KANITLAR VE GEREKÇE:
-Dava, davacı tarafından davalı aleyhine Bakırköy …. İcra Müdürlüğü’nün …. esas sayılı takip dosyasıyla fatura alacağına dayanılarak başlatılan ilamsız icra takibine davalı tarafından yapılan itirazın iptali istemine ilişkindir.
-Mahkememizce icra dosyası, taraflara ait Ba-Bs formları, dosya arasına alınmış, ticari defterler incelenmiş ve diğer tüm deliller toplanmıştır.
-Bakırköy …. İcra Müdürlüğü’nün … esas sayılı takip dosyasının celp edilerek incelenmesinde; davacı takip alacaklısı tarafından davalı takip borçlusu aleyhine 38.034,00-TL alacak üzerinden ilamsız icra takibi başlatıldığı, takip dayanağının “fatura” olduğu, davalı borçlu tarafından takibe süresi içerisinde itiraz edilmesi nedeniyle takibin durduğu görülmüştür.
-2004 Sayılı İİK 67. maddesi gereğince itirazın iptali davalarının görülüp hükme bağlanabilmesi için geçerli bir icra takibi bulunması, süresinde borca itiraz edilmesi ve 1 yıllık hak düşürücü süre içerisinde açılması dava şartı niteliğindedir.
-İtirazın iptali davası icra takibine sıkı sıkıya bağlı, itiraz üzerine duran icra takibinin devam edebilmesini sağlayan ve takip hukuku içinde olmakla birlikte, maddi hukuk ilişkisinin incelenerek uyuşmazlığı kesin hükümle sonuçlandıran bir davadır. Davanın takibe bağlılığı alacağın miktarı bakımından söz konusu olduğu gibi alacağın kaynağı bakımından da geçerlidir (YHGK. 2017/19-1634 Esas – 2018/633 Karar sayılı ilamı).
-Somut olayda davacı taraf davalı ile aralarındaki ticari ilişki kapsamında fatura alacağına dayanarak başlatmış olduğu icra takibinde, takibe dayanak olan faturanın “18.11.2020 başlangıç-18.10.2022 bitiş tarihli 1 (bir) adet 50 kW’lik … marka … model yerden statifli tek dedektörlü seyyar masalı dijital röntgen cihazının kiralanması ve kiralama süresi içerisinde bu cihaza sağlanan bakım hizmeti” sözleşmesinde yer alan aylık %5 oranında gecikme faizinin ödenmesi amacıyla düzenlendiğini iddia etmekte iken davalı taraf davacının sözleşme kapsamında edimlerini yerine getirmediğini, bu nedenle kendilerince ödeme yapılmamasının haklı sebeplere dayandığını iddia etmektedir.

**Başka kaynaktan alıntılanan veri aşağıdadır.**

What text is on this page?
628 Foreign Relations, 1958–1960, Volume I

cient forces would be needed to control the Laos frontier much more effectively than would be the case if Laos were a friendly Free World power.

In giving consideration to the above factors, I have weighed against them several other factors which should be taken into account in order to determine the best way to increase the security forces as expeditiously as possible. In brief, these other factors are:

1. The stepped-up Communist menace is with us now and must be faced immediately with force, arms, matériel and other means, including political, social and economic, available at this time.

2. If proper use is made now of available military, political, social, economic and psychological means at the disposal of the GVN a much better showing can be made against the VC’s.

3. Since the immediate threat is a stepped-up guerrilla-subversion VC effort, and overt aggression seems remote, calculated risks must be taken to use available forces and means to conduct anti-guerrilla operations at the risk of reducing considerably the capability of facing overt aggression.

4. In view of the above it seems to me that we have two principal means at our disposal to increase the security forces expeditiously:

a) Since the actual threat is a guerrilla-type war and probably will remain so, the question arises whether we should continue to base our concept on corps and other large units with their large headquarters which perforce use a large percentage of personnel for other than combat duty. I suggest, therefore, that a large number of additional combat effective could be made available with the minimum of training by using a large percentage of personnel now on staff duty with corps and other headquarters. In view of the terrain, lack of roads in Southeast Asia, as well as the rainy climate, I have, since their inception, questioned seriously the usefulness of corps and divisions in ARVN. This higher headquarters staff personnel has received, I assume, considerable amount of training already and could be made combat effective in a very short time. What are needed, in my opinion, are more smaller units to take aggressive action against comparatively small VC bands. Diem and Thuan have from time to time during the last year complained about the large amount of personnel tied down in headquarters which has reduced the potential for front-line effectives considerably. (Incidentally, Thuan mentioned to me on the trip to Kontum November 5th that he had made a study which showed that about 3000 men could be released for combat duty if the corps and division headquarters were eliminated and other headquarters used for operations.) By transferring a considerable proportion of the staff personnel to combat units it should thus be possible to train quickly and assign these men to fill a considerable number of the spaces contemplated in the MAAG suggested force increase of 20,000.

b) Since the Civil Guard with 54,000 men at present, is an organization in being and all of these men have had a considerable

-Davalı tarafın cevap dilekçesi ile göreve ilişkin dava şartı yokluğu nedeniyle davanın usulden reddini talep ettiği görülmektedir.
-Bu bakımdan öncelikle sözleşmenin niteliğinin irdelenmesi gerekmektedir.

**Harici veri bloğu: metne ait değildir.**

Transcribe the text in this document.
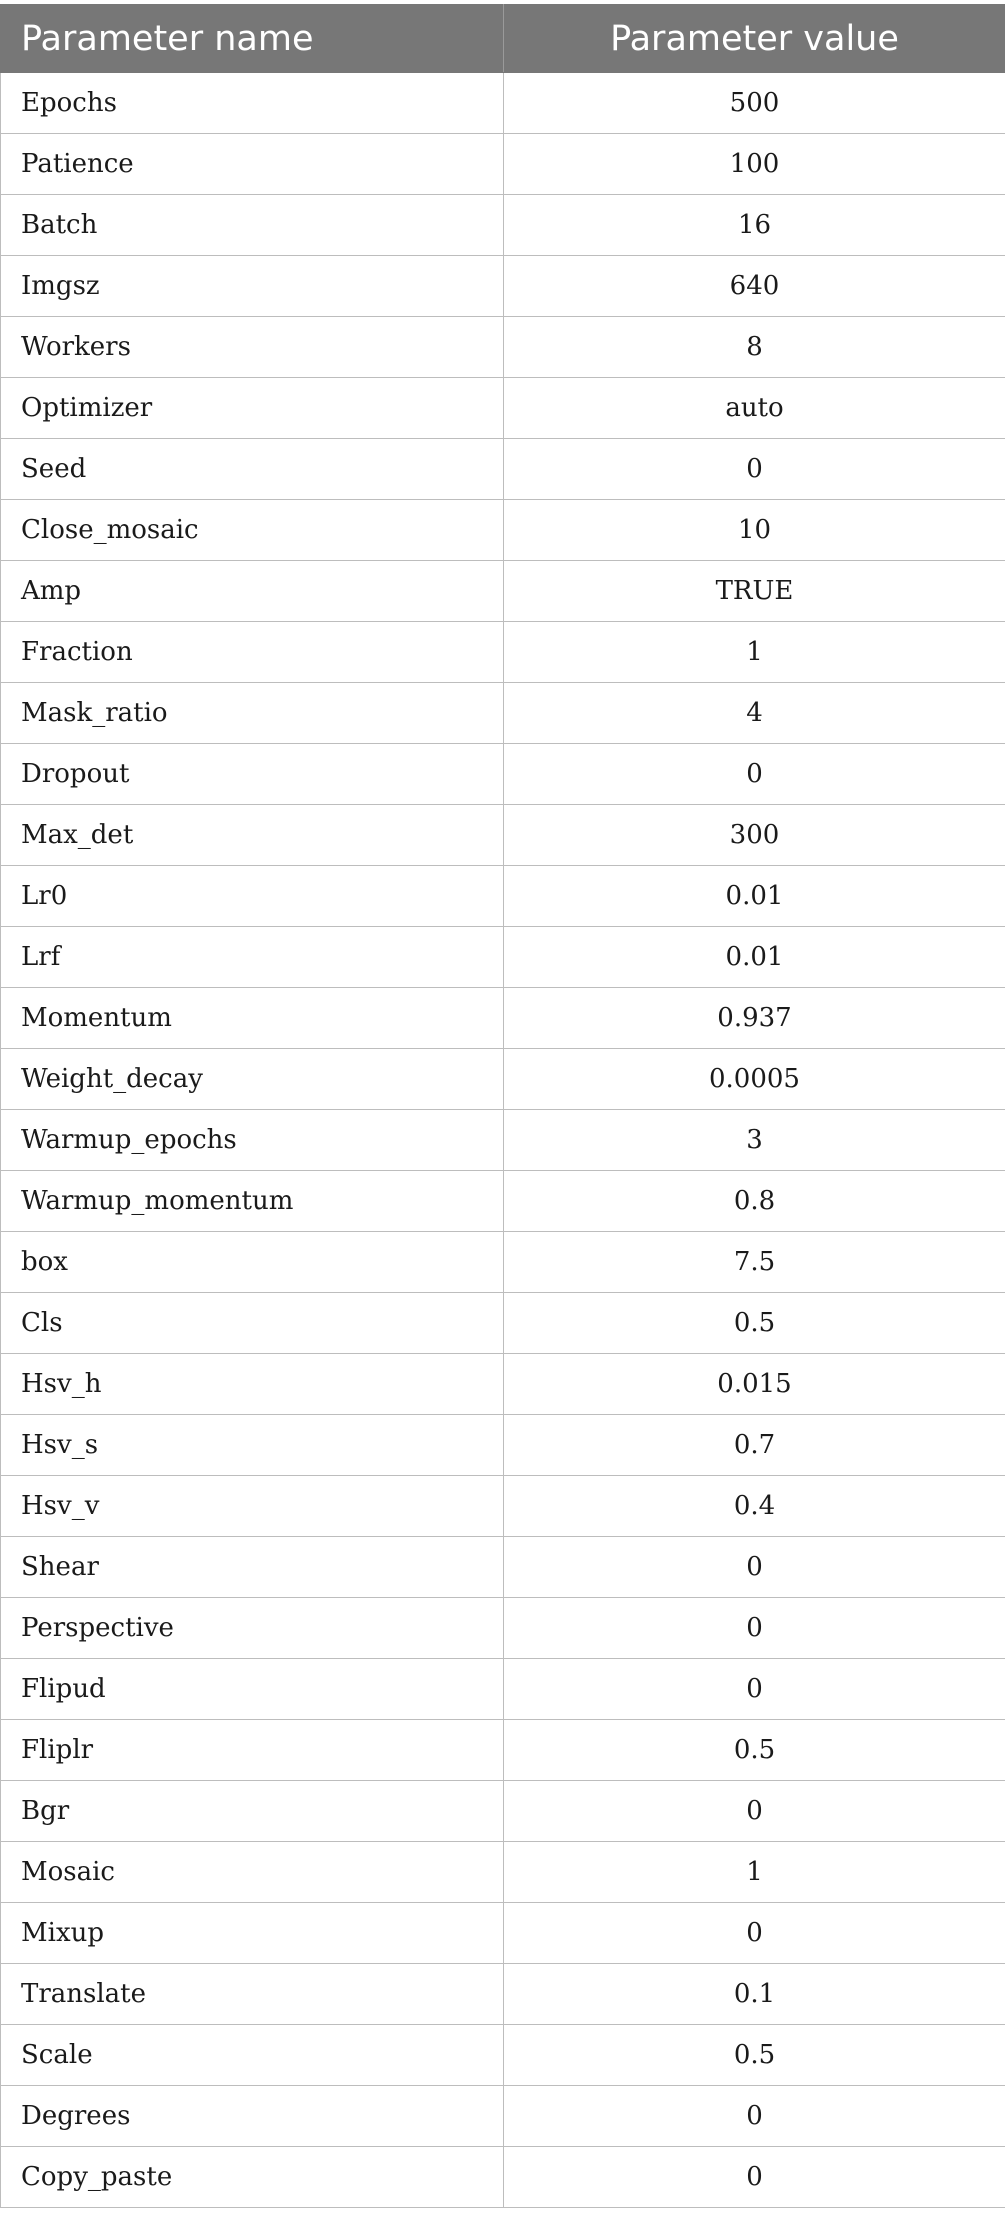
Parameter name	Parameter value
Epochs	500
Patience	100
Batch	16
Imgsz	640
Workers	8
Optimizer	auto
Seed	0
Close_mosaic	10
Amp	TRUE
Fraction	1
Mask_ratio	4
Dropout	0
Max_det	300
Lr0	0.01
Lrf	0.01
Momentum	0.937
Weight_decay	0.0005
Warmup_epochs	3
Warmup_momentum	0.8
box	7.5
Cls	0.5
Hsv_h	0.015
Hsv_s	0.7
Hsv_v	0.4
Shear	0
Perspective	0
Flipud	0
Fliplr	0.5
Bgr	0
Mosaic	1
Mixup	0
Translate	0.1
Scale	0.5
Degrees	0
Copy_paste	0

-Dosyaya sunulan”18.11.2020 başlangıç-18.10.2022 bitiş tarihli” sözleşme başlıklı sözleşmenin incelenmesinde, sözleşmenin tarafları ile davanın taraflarının aynı olduğu, davacı tarafın iş bu sözleşme ile sözleşmede yer verilen röntgen cihazının kiralanması ile kiralama süresi içerisinde bu cihaza sağlanan bakım hizmetini üstlendiği sabit olup, bu husus taraflar arasında ihtilafsızdır.

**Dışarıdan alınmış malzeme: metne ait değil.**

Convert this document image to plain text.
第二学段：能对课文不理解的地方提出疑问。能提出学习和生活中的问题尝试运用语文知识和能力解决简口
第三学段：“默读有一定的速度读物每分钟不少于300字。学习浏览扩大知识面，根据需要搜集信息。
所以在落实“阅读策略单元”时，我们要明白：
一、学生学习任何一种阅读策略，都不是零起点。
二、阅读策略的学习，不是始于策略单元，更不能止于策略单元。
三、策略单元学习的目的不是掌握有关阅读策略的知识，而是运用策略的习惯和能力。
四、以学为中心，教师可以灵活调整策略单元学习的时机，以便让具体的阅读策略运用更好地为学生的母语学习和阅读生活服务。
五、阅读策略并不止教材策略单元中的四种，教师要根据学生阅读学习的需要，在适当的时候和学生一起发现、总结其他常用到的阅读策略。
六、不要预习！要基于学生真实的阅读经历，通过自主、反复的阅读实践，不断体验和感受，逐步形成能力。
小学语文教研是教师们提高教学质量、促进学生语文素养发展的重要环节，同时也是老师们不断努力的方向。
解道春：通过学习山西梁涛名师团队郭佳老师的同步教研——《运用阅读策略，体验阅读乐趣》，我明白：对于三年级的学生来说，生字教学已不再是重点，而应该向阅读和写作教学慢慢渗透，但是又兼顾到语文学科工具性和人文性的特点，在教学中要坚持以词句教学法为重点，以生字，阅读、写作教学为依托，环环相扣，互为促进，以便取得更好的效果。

-Her ne kadar davalı tarafça ilgili sözleşmenin kira hükümleri içerdiği, taşınır malların kiralanmasına ilişkin uyuşmazlıkların Hukuk Muhakemeleri Kanunu’nun 4. Maddesi ile belirlendiği şekliyle Sulh Hukuk Mahkemeleri’nin görev alanına girdiği belirtilmiş ise de sözleşme hükümlerinin incelenmesinde sözleşmenin yalnızca kiralamaya ilişkin olmadığı, davacının sözleşme ile ” kiralama süresi içerisinde bu cihaza sağlanan bakım hizmetini üstlendiği” görülmektedir. Buna göre taraflar arasındaki sözleşme taşınır kira sözleşmesi ile hizmet sözleşmesinin karma bir türü niteliğindedir. Bu nedenle davalı tarafın göreve ilişkin iddiaları yerinde olmayıp, tarafların tüzel kişi tacir olmaları nazara alındığında iş bu davanın 6102 sayılı Türk Ticaret Kanunun 4. ve 5. maddeleri gereğince görev kurallarına; 6100 sayılı Hukuk Muhakemeleri Kanunun 5 vd. maddelerinde belirtilen yetki kurallarına uygun olarak görevli ve yetkili Bakırköy Asliye Ticaret Mahkemesinde açıldığı Mahkememizce kabul edilmiştir.
-Dava konusu somut olayda taraflar arasındaki ilişkinin yukarıda da ayrıntılarına yer verildiği şekilde hizmet sözleşmesinin bir türü niteliğinde olduğu kuşkusuzdur. Somut olayda mevcut yazılı sözleşme ve tarafların iddia ve beyanlarına göre; davacının sözleşme ile “(bir) adet 50 kW’lik …. marka … model yerden statifli tek dedektörlü seyyar masalı dijital röntgen cihazının kiralanması ve kiralama süresi içerisinde bu cihaza sağlanan bakım hizmeti” edimini üstlendiği, davalı tarafın bu hizmet karşılığında bedel ödeme borcunu üstlendiği hususlarında bir ihtilaf bulunmamaktadır.
-Bu bakımdan sözleşme kapsamında işlerin eksiksiz yerine getirildiğini ispat külfeti davacı taraf üzerinde bulunmaktadır. Davacı taraf HMK 190. Maddesi gereğince sözleşmeye konu hizmeti sunduğunu, sözleşme kapsamında yükümlülüklerini tam olarak yerine getirdiğini dava değeri de gözetildiğinde yazılı olarak ispat etmelidir.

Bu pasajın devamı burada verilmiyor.